As Unidades de Proteção Popular (YPG) são uma milícia curda que constitui a espinha dorsal das Forças Democráticas Sírias (SDF) e controla al-Hasaka, um triângulo de terra imprensado entre a Turquia e o Iraque, no extremo nordeste. Controlam também uma faixa da fronteira norte com a Turquia, incluindo a cidade fronteiriça de Kobani, que se tornou famosa depois de os curdos, apoiados pelos EUA, terem liderado um ataque bem sucedido para recapturá-la ao Estado Islâmico.
Embora não apoie activamente o Estado Islâmico, a Turquia parece favorecê-lo em detrimento das milícias curdas na região.

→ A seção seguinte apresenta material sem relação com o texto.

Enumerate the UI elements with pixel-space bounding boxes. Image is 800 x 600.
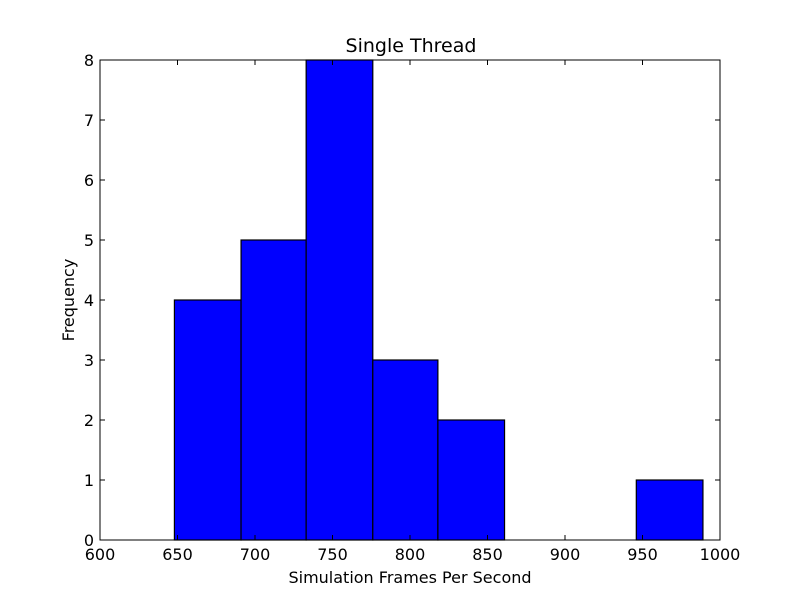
y-tick-label: 3	[84, 351, 94, 370]
histogram-bar-0	[173, 299, 242, 541]
x-tick-label: 650	[162, 545, 193, 564]
histogram-bar-7	[635, 479, 704, 541]
y-axis: 0 1 2 3 4 5 6 7 8	[84, 51, 720, 550]
x-tick-label: 750	[317, 545, 348, 564]
x-tick-label: 800	[395, 545, 426, 564]
bars-group	[173, 59, 704, 541]
y-tick-label: 8	[84, 51, 94, 70]
x-tick-label: 900	[550, 545, 581, 564]
y-tick-label: 7	[84, 111, 94, 130]
y-tick-label: 6	[84, 171, 94, 190]
y-axis-label: Frequency	[59, 259, 78, 342]
histogram-bar-4	[437, 419, 506, 541]
y-tick-label: 0	[84, 531, 94, 550]
histogram-bar-2	[305, 59, 374, 541]
chart-title: Single Thread	[346, 35, 477, 57]
x-tick-label: 950	[627, 545, 658, 564]
x-tick-label: 700	[240, 545, 271, 564]
y-tick-label: 1	[84, 471, 94, 490]
histogram-bar-3	[372, 359, 439, 541]
x-axis-label: Simulation Frames Per Second	[288, 568, 531, 587]
y-tick-label: 4	[84, 291, 94, 310]
x-axis: 600 650 700 750 800 850 900 950 1000	[85, 60, 741, 564]
histogram-bar-1	[240, 239, 307, 541]
x-tick-label: 1000	[700, 545, 741, 564]
x-tick-label: 600	[85, 545, 116, 564]
x-tick-label: 850	[472, 545, 503, 564]
y-tick-label: 5	[84, 231, 94, 250]
y-tick-label: 2	[84, 411, 94, 430]
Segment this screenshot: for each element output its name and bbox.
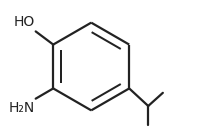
Text: HO: HO (14, 15, 35, 29)
Text: H₂N: H₂N (9, 101, 35, 115)
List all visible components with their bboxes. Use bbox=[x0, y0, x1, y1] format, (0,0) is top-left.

A Turquia descreve rotineiramente estes grupos como “terroristas” devido à sua ligação com o PKK, que é designado como grupo terrorista por muitas organizações internacionais.
Muitos acreditavam que o Partido da Justiça e Desenvolvimento (AKP), no poder na Turquia, com as suas raízes no Islão político, estava mais confortável com os jihadistas islâmicos do que com os grupos curdos na Síria ou com o regime alauita da família Assad.
Esta preferência também é evidente no rescaldo da guerra, agora que o HTS – com raízes na Al-Qaeda – liderou o cerco de Aleppo. Muitos suspeitam que o HTS recebeu algum apoio de Ancara. Claramente, um resultado positivo para a Turquia seria um novo governo sírio dominado por muçulmanos sunitas que subscrevem uma forma branda de islamismo. Idealmente, a Turquia manteria boas relações com actores externos, ao mesmo tempo que apelaria ao novo governo sírio para impor o seu domínio sobre os curdos no norte da Síria. Também seria ideal para a Turquia se os líderes da Síria suprimissem as FDS, que são actualmente a autoridade de facto em grande parte do norte.
Problemas futuros para a Síria
A visão da Turquia para a Síria é irrealista e provavelmente resultará num futuro em que muitos partidos serão excluídos da mesa. Se Ancara promover e encorajar os intervenientes na Síria que pretendem suprimir o poder e a representação curda, correrá o risco de minar a busca do país pela democracia. Isto poderia levar a um novo regime que reprimisse os não-árabes da mesma forma que o regime de Assad fez. A República Árabe Síria considerava a exclusividade étnica um aspecto fundamental da sua sociedade. Este tipo de exclusão é também a raiz do problema intratável da Turquia com a sua minoria curda.
Até que os Estados do Médio Oriente possam começar a ultrapassar o nacionalismo étnico estreito e a reconhecer a natureza multiétnica das suas políticas, é provável que assistamos a uma repressão e instabilidade contínuas. Neste futuro sombrio, cada Estado irá alimentar-se das fraquezas dos seus vizinhos para ganhar influência e influência nos seus assuntos.